Containment Anxiety: (Counter)desiring the Ekphrastic Moment in Elizabeth Bishop and John Ashbery
Concerns with pictures and picture-making are central to the poetics and representational strategies of Elizabeth Bishop and John Ashbery. In my chapter, I examine why painting and pictures appeal to these poets—and what limitations they present. By attending to such poems as “Large Bad Picture” and “Self-Portrait in a Convex Mirror,” I argue that Bishop and Ashbery ultimately crave a break from the ekphrastic gaze and its insistence on media taxonomies, and, in so doing, that they lay the foundation for a distinctly queer lyricism, one that resists the confining frameworks of identity and desire.

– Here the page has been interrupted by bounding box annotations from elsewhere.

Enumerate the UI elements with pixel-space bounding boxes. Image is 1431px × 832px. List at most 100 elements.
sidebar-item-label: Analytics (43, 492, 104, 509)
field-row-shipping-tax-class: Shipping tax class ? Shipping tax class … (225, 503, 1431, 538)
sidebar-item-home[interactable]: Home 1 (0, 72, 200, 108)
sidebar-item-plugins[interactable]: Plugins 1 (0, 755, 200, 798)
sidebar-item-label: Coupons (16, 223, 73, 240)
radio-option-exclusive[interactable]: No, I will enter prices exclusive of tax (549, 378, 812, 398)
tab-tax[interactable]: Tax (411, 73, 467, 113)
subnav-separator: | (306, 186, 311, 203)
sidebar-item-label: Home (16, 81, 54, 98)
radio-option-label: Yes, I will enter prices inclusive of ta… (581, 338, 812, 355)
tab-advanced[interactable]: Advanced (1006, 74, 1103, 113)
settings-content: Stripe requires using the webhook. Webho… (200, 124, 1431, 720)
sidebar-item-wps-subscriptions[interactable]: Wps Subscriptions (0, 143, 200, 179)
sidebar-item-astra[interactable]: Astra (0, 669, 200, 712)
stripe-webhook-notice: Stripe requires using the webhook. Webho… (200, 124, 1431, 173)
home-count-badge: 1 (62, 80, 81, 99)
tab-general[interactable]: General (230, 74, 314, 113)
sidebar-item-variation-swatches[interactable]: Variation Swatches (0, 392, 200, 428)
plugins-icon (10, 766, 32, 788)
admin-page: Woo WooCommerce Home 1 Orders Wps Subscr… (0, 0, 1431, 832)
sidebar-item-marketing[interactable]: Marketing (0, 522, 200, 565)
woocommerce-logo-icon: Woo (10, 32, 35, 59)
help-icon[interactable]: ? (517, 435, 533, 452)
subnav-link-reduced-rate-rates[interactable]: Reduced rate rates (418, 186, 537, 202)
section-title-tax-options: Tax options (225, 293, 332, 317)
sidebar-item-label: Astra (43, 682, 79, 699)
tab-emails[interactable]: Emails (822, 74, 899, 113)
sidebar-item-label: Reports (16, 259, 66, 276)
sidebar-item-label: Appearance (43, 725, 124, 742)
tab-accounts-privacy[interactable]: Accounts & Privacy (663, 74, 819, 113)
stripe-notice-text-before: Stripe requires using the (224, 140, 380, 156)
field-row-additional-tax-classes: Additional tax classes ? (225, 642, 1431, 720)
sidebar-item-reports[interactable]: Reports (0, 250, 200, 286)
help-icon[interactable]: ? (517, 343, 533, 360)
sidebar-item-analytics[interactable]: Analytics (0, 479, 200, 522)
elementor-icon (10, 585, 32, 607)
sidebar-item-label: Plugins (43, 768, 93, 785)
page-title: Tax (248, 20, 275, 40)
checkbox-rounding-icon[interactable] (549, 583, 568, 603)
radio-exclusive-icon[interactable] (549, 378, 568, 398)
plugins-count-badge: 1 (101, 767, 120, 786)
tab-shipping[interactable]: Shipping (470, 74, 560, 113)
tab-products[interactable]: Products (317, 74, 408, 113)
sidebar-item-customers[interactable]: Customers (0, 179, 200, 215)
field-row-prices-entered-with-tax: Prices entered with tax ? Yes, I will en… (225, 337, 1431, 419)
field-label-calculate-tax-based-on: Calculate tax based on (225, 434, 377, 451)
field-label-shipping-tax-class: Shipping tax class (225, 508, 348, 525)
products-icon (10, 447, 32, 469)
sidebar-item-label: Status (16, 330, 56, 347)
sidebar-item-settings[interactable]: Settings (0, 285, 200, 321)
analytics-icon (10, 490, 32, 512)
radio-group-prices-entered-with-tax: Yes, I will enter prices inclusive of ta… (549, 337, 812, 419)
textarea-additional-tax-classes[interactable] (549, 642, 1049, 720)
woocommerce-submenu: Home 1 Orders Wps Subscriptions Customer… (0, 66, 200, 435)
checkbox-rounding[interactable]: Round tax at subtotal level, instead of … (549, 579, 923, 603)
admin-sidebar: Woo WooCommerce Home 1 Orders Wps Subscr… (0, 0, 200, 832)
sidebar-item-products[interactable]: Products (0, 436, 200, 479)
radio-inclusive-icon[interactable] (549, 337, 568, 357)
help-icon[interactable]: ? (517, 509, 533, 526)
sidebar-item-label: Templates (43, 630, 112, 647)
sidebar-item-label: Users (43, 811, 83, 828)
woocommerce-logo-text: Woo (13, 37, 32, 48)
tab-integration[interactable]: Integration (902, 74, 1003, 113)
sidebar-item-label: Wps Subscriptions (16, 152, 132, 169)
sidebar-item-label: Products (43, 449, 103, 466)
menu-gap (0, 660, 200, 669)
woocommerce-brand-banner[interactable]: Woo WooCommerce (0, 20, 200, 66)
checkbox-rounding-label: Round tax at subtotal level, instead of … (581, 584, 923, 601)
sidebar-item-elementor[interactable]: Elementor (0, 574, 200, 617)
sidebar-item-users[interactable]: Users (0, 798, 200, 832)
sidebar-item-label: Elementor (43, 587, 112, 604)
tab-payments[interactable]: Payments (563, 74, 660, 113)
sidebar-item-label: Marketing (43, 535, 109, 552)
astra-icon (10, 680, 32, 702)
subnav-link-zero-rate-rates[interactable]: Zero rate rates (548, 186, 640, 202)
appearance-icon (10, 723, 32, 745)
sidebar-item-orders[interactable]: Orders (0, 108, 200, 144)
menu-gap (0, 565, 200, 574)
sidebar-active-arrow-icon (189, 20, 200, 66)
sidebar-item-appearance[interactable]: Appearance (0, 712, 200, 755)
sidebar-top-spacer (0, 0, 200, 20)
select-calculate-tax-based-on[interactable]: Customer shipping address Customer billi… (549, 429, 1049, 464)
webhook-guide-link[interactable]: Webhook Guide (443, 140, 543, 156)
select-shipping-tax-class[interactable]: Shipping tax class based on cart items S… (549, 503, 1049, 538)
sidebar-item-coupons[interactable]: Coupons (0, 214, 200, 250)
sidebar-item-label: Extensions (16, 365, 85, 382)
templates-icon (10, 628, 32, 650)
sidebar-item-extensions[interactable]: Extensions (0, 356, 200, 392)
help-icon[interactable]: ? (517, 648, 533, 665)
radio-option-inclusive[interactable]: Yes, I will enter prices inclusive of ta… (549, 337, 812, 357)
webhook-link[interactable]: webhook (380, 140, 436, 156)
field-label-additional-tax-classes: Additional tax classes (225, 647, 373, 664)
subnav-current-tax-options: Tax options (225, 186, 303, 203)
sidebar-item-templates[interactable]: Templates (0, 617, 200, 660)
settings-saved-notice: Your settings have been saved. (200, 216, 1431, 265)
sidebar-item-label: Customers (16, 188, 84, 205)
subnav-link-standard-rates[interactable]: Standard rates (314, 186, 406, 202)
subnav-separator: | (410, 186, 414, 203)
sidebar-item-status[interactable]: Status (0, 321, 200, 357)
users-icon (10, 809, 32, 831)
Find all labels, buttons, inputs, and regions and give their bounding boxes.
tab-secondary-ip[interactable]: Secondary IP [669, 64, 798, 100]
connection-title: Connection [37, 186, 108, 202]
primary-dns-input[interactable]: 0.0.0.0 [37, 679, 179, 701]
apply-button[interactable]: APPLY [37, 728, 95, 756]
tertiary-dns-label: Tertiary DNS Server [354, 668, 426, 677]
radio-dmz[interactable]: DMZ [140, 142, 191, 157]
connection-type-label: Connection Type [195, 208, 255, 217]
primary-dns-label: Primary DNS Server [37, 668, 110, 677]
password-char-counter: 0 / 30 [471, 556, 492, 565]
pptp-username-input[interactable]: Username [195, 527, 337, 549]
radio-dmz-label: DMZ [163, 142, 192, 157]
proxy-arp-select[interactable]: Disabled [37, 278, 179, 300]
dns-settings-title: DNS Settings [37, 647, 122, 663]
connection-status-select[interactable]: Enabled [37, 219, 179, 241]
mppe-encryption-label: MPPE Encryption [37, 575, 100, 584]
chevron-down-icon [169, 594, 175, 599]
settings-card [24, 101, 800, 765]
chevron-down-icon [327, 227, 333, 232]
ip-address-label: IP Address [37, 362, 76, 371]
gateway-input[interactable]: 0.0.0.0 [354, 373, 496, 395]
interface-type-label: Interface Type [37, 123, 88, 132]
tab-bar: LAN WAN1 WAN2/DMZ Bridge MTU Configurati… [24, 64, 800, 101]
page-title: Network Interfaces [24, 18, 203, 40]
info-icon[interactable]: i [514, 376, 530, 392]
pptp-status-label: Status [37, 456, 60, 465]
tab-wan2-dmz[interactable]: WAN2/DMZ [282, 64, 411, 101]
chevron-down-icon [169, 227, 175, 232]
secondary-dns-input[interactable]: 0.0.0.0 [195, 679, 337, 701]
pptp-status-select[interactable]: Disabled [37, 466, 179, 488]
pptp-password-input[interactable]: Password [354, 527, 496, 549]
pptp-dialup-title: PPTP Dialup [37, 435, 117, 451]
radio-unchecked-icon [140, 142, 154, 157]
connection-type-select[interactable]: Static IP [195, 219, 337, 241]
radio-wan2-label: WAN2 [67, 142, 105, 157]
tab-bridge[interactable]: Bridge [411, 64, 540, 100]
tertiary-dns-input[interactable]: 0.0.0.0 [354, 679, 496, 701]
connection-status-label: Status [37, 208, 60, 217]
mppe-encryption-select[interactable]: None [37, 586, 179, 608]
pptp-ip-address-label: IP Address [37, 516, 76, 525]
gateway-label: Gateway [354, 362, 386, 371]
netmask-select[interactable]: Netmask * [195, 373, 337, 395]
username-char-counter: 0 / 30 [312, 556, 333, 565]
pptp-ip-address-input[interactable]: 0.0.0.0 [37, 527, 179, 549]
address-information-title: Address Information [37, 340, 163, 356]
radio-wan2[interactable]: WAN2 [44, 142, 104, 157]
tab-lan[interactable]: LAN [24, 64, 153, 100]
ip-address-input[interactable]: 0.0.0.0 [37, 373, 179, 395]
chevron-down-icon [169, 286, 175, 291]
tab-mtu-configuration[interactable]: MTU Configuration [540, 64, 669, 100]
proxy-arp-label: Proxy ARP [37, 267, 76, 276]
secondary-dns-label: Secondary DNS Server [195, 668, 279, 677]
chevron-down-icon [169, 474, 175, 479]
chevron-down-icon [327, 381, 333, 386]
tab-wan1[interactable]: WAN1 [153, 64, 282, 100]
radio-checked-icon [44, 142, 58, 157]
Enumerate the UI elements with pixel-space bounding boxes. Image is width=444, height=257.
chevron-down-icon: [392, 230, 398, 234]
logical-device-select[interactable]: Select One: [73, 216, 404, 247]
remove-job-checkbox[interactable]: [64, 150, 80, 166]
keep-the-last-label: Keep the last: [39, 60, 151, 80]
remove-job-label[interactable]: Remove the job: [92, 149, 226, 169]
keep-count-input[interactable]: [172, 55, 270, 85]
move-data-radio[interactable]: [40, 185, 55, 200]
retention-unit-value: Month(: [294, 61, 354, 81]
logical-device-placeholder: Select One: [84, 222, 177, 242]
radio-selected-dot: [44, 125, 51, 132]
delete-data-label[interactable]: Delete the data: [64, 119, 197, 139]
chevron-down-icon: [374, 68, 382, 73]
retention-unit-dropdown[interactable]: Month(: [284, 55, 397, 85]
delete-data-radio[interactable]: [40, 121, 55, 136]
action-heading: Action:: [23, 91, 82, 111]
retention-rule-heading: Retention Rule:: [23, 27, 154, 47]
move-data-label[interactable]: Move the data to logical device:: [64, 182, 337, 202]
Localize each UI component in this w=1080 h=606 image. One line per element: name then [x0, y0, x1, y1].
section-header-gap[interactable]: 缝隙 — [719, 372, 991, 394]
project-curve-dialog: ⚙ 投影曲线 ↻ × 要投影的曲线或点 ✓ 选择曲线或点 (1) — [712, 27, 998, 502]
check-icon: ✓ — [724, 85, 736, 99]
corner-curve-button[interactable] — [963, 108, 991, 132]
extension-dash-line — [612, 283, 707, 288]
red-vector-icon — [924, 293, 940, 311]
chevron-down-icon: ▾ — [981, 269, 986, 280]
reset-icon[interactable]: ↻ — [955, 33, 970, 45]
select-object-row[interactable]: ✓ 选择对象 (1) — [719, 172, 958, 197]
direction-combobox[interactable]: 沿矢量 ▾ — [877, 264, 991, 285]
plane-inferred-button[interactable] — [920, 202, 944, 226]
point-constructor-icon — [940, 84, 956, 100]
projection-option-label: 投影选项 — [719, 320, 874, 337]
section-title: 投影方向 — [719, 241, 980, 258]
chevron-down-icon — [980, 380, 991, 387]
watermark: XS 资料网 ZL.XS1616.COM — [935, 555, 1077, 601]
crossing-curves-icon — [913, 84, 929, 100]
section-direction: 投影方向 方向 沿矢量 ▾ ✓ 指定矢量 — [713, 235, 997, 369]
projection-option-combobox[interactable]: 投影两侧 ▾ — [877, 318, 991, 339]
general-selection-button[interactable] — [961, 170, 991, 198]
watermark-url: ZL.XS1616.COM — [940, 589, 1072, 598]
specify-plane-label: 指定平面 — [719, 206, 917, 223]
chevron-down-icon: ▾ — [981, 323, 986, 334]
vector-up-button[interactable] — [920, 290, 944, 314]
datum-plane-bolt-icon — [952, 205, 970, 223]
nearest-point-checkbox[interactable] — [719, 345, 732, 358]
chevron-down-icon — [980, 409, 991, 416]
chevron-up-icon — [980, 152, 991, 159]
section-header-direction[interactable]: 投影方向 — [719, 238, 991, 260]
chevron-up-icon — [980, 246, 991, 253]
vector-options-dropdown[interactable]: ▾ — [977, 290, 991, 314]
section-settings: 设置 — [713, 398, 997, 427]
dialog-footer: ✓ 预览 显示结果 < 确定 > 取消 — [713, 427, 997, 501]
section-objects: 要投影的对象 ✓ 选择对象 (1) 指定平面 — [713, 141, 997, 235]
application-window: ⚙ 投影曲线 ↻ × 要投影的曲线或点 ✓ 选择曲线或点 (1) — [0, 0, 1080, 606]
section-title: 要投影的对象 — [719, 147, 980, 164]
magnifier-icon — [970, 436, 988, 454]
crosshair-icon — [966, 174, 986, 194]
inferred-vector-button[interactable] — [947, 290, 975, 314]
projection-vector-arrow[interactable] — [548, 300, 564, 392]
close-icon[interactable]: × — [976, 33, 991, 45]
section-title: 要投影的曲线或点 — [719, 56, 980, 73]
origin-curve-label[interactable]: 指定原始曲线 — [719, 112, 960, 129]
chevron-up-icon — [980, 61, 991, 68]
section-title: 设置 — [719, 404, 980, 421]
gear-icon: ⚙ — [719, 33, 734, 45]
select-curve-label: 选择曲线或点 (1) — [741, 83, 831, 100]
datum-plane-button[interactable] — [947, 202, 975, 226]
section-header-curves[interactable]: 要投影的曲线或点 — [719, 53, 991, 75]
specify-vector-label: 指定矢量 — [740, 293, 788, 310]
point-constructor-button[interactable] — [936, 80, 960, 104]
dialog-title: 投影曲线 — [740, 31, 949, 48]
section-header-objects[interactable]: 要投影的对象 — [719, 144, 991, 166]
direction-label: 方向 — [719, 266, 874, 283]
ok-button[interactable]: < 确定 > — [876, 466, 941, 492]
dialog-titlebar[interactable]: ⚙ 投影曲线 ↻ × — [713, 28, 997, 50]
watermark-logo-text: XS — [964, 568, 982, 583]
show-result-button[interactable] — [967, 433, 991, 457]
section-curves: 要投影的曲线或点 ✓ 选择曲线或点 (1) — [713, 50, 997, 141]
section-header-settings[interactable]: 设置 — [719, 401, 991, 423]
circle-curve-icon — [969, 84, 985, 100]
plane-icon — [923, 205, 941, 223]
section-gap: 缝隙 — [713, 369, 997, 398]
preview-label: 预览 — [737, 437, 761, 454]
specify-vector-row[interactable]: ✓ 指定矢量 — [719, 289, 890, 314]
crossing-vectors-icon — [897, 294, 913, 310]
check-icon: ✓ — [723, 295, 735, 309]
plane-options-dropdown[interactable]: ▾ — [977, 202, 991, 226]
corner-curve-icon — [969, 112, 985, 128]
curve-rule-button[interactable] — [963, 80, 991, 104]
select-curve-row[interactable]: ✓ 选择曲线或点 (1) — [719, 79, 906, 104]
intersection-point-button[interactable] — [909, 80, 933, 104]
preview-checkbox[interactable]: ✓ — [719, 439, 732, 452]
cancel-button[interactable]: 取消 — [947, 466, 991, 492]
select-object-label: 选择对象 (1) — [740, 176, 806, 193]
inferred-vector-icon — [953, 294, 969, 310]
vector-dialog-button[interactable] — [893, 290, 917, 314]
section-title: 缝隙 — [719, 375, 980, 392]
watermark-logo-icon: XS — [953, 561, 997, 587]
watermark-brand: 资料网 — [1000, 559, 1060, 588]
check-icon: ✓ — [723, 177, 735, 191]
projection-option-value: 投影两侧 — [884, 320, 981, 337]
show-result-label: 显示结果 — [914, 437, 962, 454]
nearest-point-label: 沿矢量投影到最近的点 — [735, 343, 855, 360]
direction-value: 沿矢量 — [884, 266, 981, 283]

Brandon Menke is a poet and Ph.D. candidate in English Literature at Yale University, where he teaches American literature and creative writing. His dissertation examines lyric form, regionalist aesthetics, and networks of queer intimacy in American literature and visual art in the twentieth century. He serves as an editor-in-chief and poetry editor of Palimpsest: Yale Graduate Literary and Arts Magazine as well as a Guest Critic in the Yale School of Art. He organizes the Graduate Poets Reading Series and coordinates the American Literature in the World Graduate Conference with Wai Chee Dimock. Before commencing his doctoral studies, he earned an MFA in poetry at NYU.
Brandon will be presenting a chapter from his ongoing research project at the 20/21 Colloquium.